Bu gibi durumlarda, konunun arama kurumu yerine bu gibi halleri düzenleyen CMK'nın 90/2. madde gereğince, herhangi bir kişi veya makamın yazılı emrine gerek bulunnmamaktadır. Somut olayın koşulları dikkate alınarak, konu incelendiğinde uygulanan ceza muhakemesi tedbirinin sanığın özel yaşam alanını ihlal etmediğinden, ortada yasak ve hukuka aykırı bir delil de bulunmamaktadır.
5271 sayılı CMK'nın 2/e-j, 161 ve 2559 sayılı PVSK'nın Ek 6. maddeleri uyarınca, olayın hemen akabinde durum güvenlik görevlileri tarafından nöbetçi Cumhuriyet savcısına bildirilmiş ve onun talimatları doğrultusunda olaya el konularak soruşturmaya başlanmıştır.
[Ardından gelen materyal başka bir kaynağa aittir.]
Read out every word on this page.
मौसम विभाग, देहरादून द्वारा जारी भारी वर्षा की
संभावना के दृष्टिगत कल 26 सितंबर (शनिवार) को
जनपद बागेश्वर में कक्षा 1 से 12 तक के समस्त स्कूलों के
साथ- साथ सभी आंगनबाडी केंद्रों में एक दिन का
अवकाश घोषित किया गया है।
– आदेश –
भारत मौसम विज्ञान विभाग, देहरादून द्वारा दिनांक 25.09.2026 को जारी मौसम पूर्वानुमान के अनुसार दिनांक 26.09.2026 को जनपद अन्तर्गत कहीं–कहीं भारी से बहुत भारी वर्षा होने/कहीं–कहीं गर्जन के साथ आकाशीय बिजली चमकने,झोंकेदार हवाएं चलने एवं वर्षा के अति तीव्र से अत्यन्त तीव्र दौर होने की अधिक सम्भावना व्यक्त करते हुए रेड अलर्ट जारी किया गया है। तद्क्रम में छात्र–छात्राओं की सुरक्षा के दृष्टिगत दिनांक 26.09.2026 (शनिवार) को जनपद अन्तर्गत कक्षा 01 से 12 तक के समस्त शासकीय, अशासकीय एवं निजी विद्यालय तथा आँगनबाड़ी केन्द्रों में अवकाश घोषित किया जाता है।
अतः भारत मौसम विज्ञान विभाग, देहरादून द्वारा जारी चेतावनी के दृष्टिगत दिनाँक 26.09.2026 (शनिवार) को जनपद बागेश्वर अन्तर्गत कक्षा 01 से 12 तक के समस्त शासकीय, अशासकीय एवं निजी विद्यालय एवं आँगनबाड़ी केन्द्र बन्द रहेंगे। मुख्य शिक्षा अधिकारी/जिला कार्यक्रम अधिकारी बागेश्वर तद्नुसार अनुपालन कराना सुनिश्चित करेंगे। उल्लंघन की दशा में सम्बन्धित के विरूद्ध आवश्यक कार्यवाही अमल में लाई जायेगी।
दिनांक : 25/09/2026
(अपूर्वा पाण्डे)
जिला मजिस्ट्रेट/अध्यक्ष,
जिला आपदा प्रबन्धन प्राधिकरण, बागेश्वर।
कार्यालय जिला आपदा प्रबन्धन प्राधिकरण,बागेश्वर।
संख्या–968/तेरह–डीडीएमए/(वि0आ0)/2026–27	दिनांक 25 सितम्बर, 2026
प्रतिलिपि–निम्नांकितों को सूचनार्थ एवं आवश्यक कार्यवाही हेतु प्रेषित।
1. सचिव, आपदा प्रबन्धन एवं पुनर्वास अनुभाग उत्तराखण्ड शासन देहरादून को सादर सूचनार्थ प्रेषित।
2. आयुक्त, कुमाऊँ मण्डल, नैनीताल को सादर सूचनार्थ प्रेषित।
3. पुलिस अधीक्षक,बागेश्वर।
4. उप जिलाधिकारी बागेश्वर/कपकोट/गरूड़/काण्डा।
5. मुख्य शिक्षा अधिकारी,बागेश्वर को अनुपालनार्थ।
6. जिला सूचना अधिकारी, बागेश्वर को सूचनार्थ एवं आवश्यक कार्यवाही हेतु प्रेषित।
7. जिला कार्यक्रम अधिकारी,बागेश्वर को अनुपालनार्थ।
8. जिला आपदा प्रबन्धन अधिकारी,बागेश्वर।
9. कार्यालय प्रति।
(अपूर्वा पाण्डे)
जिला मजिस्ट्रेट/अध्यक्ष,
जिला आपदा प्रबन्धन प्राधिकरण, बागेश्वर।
Artık suçüstü halinin bulunduğu ve şüphelinin suç delillerini yok etmesi söz konusu olabileceğinden, suç delillerinin görevliler tarafından sanığın yakalanmasından sonra durum derhal nöbetçi Cumhuriyet savcısına bildirilerek görevli Cumhuriyet savcısının talimatları doğrultusunda hareket edilerek suçlu ve suç konusu eşyalar muhafaza altına alınmıştır. El koyma işlemi üzerine aynı gün işlem yetkili ve görevli hakim tarafından onaylanmıştır. Bu nedenle yapılan işlem hukuka uygundur. Elde edilen kanıtların hükümde değerlendirilmesinde bir engel bulunmamaktadır. Sanıklardan suçüstü hükümleri uyarınca elde edilmiş olan delillerin hukuka uygun delil olarak kabul edilmesi ve sanık hakkında verilen mahkûmiyet hükmünün onanması gerektiği" görüşüyle itiraz kanun yoluna başvurmuştur.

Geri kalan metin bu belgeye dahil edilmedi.